La luminosità è un’altra delle vittime degli obiettivi a distanza focale lunga -montati, sicuramente, sulla maggior parte delle fotocamere digitali compatte. Salvo in obiettivi professionali ad alta qualità, le distanze focali più elevate supporranno una riduzione fisica della relazione tra l’apertura effettiva della lente -il diaframma- e la sua distanza focale, ciò che deriva da un numero f più chiuso e, come abbiamo visto negli articoli precedenti, su una profondità di campo maggiore.
Mano digitaleLo zoom digitale è un attrezzo che incorporano le nuove fotocamere digitali e che è, attualmente, estraneo alle macchine fotografiche a pellicola. Questa opzione permette di avvicinare la scena superando i limiti dello zoom ottico in teleobiettivo, falsando l’immagine per simulare l’uso di una maggiore distanza focale. Anche se è frequentemente impiegato come reclamo pubblicitario, lo zoom digitale montato nelle fotocamere digitali è un attrezzo che più che aiutare nuoce al fotografo e alla fotografia risultante dal nostro lavoro.

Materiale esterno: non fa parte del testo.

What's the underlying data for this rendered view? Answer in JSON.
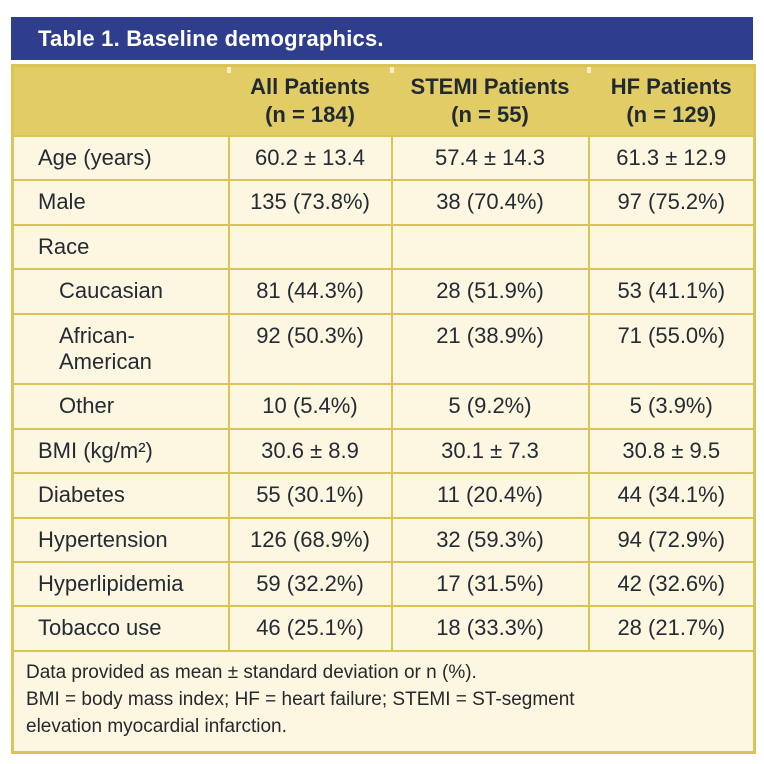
{
  "title": "Table 1. Baseline demographics.",
  "colors": {
    "title_bar_blue": "#2f3e8c",
    "header_gold": "#e2cc66",
    "row_cream": "#fdf6e1",
    "border_gold": "#d9c45a",
    "text_dark": "#232b34",
    "title_text": "#ffffff"
  },
  "header": {
    "columns": [
      {
        "name": "All Patients",
        "n": "(n = 184)"
      },
      {
        "name": "STEMI Patients",
        "n": "(n = 55)"
      },
      {
        "name": "HF Patients",
        "n": "(n = 129)"
      }
    ]
  },
  "rows": [
    {
      "label": "Age (years)",
      "values": [
        "60.2 ± 13.4",
        "57.4 ± 14.3",
        "61.3 ± 12.9"
      ]
    },
    {
      "label": "Male",
      "values": [
        "135 (73.8%)",
        "38 (70.4%)",
        "97 (75.2%)"
      ]
    },
    {
      "label": "Race",
      "values": [
        "",
        "",
        ""
      ]
    },
    {
      "label": "Caucasian",
      "values": [
        "81 (44.3%)",
        "28 (51.9%)",
        "53 (41.1%)"
      ]
    },
    {
      "label": "African-\nAmerican",
      "values": [
        "92 (50.3%)",
        "21 (38.9%)",
        "71 (55.0%)"
      ]
    },
    {
      "label": "Other",
      "values": [
        "10 (5.4%)",
        "5 (9.2%)",
        "5 (3.9%)"
      ]
    },
    {
      "label": "BMI (kg/m²)",
      "values": [
        "30.6 ± 8.9",
        "30.1 ± 7.3",
        "30.8 ± 9.5"
      ]
    },
    {
      "label": "Diabetes",
      "values": [
        "55 (30.1%)",
        "11 (20.4%)",
        "44 (34.1%)"
      ]
    },
    {
      "label": "Hypertension",
      "values": [
        "126 (68.9%)",
        "32 (59.3%)",
        "94 (72.9%)"
      ]
    },
    {
      "label": "Hyperlipidemia",
      "values": [
        "59 (32.2%)",
        "17 (31.5%)",
        "42 (32.6%)"
      ]
    },
    {
      "label": "Tobacco use",
      "values": [
        "46 (25.1%)",
        "18 (33.3%)",
        "28 (21.7%)"
      ]
    }
  ],
  "footnote": {
    "line1": "Data provided as mean ± standard deviation or n (%).",
    "line2": "BMI = body mass index; HF = heart failure; STEMI = ST-segment",
    "line3": "elevation myocardial infarction."
  }
}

Il motivo è semplice.
Gli obiettivi “tradizionali”, in altre parole, gli ottici, utilizzano una serie di movimenti delle lenti, la luce oltrepassa l’obiettivo in uno o nell’altro modo, perciò si producono questi effetti secondari che si vedevano chiaramente con gli angolari: deformazioni, separazione di piani, ecc. Invece, lo zoom digitale segue un processo totalmente diverso nel quale le lenti non si muovono neppure di un millimetro. Affinché ci intendiamo, questo zoom simula il tipico attrezzo “lente d’ingrandimento” presente in qualsiasi programma di ritocco fotografico, ritagliando l’immagine affinché appaia più vicina. Invece, è soltanto un’immagine aumentata, generalmente di minori dimensioni reali e/o di peggiore qualità.
In sintesi, gli angolari, i grandangolari e fish-eyes vanno oltre al mero fatto di allontanare il soggetto dalla fotocamera. Sono tutta una fonte di possibilità creative che devono essere esplorate adesso che li abbiamo nelle nostre nuove fotocamere.